Pakistan bans its official Oscar entry Joyland over 'highly objectionable material'
Filmmaker Saim Sadiq's Joyland, Pakistan's official entry at the Oscars this year, has been banned in the country over 'highly objectionable material'.
Pakistani authorities have banned filmmaker Saim Sadiq's critically-acclaimed film Joyland alleging that it contains "highly objectionable material". The moves comes months after a certificate was issued clearing the movie for public viewing. Joyland happens to be the country's official entry for the 2023 Academy Awards and has been acclaimed world over in film festivals. Also read: Pakistan makes Cannes debut with Joyland, a love story that subverts unkind traditions
Joyland was granted the certificate for screening by the government on August 17. However, objections were recently raised over its contents.

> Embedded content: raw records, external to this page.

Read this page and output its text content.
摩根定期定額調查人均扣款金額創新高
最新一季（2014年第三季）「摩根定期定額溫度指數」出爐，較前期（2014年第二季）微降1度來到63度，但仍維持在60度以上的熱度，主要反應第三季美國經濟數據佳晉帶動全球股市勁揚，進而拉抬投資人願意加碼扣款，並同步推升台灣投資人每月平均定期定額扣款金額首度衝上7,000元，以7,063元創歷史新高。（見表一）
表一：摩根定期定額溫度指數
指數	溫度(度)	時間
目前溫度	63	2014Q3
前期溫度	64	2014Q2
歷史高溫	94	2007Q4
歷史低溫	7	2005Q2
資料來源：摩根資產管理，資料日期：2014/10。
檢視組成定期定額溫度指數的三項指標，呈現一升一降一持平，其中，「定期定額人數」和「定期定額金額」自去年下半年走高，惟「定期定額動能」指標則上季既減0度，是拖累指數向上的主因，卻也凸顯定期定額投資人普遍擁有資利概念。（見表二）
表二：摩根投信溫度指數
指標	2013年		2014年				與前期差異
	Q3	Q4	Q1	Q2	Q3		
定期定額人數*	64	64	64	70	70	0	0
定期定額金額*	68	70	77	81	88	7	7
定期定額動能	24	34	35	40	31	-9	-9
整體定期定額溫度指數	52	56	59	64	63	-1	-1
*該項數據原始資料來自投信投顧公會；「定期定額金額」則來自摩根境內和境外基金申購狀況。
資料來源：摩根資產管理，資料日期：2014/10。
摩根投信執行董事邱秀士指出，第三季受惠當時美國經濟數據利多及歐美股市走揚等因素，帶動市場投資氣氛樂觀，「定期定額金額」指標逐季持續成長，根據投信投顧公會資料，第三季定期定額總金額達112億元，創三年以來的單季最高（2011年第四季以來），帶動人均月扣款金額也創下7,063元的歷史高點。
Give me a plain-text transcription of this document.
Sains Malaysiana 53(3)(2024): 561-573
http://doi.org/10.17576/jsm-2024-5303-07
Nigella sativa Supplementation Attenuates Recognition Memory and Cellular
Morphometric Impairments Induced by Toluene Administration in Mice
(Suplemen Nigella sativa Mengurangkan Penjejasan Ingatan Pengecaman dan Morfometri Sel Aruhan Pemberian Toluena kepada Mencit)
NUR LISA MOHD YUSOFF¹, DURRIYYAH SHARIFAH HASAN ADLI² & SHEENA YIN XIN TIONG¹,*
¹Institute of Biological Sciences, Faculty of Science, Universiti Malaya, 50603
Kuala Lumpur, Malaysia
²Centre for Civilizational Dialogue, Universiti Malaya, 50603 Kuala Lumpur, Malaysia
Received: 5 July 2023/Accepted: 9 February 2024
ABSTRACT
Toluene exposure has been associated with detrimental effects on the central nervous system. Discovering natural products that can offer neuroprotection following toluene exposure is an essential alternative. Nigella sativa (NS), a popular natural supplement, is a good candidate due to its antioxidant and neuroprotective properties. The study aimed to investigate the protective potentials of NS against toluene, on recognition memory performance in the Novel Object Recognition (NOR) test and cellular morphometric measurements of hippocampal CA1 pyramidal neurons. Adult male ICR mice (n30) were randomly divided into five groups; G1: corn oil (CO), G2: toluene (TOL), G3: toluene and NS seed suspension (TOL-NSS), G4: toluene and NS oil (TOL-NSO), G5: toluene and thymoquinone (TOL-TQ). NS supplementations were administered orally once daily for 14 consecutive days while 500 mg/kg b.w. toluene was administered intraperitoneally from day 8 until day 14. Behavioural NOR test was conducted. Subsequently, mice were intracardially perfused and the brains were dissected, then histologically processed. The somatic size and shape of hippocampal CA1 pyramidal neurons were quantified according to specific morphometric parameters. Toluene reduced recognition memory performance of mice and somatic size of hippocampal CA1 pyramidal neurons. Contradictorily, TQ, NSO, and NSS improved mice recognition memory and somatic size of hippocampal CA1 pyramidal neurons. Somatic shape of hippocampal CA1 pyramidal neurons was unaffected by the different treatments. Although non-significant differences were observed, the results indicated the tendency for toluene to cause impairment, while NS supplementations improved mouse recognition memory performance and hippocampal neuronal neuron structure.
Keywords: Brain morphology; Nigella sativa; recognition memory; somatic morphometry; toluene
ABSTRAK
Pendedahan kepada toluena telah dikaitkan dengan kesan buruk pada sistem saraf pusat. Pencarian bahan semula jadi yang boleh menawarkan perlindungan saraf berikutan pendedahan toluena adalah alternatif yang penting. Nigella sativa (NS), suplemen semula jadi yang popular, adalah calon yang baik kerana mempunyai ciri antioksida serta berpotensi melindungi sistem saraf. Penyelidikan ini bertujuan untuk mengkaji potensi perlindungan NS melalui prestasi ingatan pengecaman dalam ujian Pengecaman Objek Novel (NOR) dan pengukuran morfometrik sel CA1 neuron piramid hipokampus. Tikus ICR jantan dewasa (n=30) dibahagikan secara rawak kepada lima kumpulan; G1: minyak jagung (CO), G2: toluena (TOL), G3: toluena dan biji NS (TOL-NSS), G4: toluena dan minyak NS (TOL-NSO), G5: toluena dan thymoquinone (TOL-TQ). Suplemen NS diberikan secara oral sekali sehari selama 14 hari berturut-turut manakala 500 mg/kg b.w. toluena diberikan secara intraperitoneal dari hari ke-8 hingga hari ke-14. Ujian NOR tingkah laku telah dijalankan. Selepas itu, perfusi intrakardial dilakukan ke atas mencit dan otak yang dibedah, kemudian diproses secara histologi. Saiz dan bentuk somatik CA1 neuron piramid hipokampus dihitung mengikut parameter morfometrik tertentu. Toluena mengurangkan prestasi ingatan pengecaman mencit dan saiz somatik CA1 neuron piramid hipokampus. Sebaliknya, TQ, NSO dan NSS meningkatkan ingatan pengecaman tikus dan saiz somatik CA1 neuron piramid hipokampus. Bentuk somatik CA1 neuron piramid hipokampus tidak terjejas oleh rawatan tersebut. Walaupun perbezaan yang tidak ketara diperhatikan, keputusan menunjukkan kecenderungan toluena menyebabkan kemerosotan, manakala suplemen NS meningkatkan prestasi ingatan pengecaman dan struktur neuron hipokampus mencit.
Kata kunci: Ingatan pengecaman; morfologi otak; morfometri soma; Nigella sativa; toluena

The protests and concerns led to the Ministry of Information and Broadcasting banning the film apparently to avoid a backlash by conservative elements of the country.
In its notification of November 11, the ministry said, “Written complaints were received that the film contains highly objectionable material which do not conform with the social values and moral standards of our society and is clearly repugnant to the norms of ‘decency and morality’ as laid down in Section 9 of the Motion Picture Ordinance, 1979.”
The film is Saim Sadiq's directorial debut. It was supposed to release in theatres across the country on November 18. The film follows a patriarchal family, craving for the birth of a baby boy to continue the family line. The family's youngest son, the protagonist, secretly joins an erotic dance theatre and falls for a trans woman. Joyland features an ensemble cast of Sania Saeed, Ali Junejo, Alina Khan, Sarwat Gilani, Rasti Farooq, Salmaan Peerzada and Sohail Sameer.
Religious hardliners in the country have criticised the film, calling it ‘against Islam’. Mushtaq Ahmad Khan, the only senator of hardline Jamaat-e-Islami in the Pakistan Senate, tweeted, “Pakistan is an Islamic country and no law, ideology or activity can be allowed against.”
However, many actors and social media users have criticised the ban as well. In a Twitter thread, actor Sarwat Gilani slammed the Pakistani authorities for caving into pressure from ‘some malicious people’. Using the hashtag #ReleaseJoyland, she wrote, “Shameful that a Pakistani film made by 200 Pakistanis over 6 years that got standing ovations from Toronto to Cairo to Cannes is being hindered in its own country. Don’t take away this moment of pride and joy from our people! No one’s forcing anyone to watch it! So don’t force anyone to not watch it either! Pakistani viewers are smart enough to know what they want to watch or not. Let Pakistanis decide! Don’t insult their intelligence and our hard work!”
Earlier this year, Joyland became the first Pakistani film to be screened at the prestigious Cannes Film Festival, where it won the Un Certain Regard Jury Prize and Queer Palm award. The film was also screened at the Toronto International Film Festival and the Busan International Film Festival.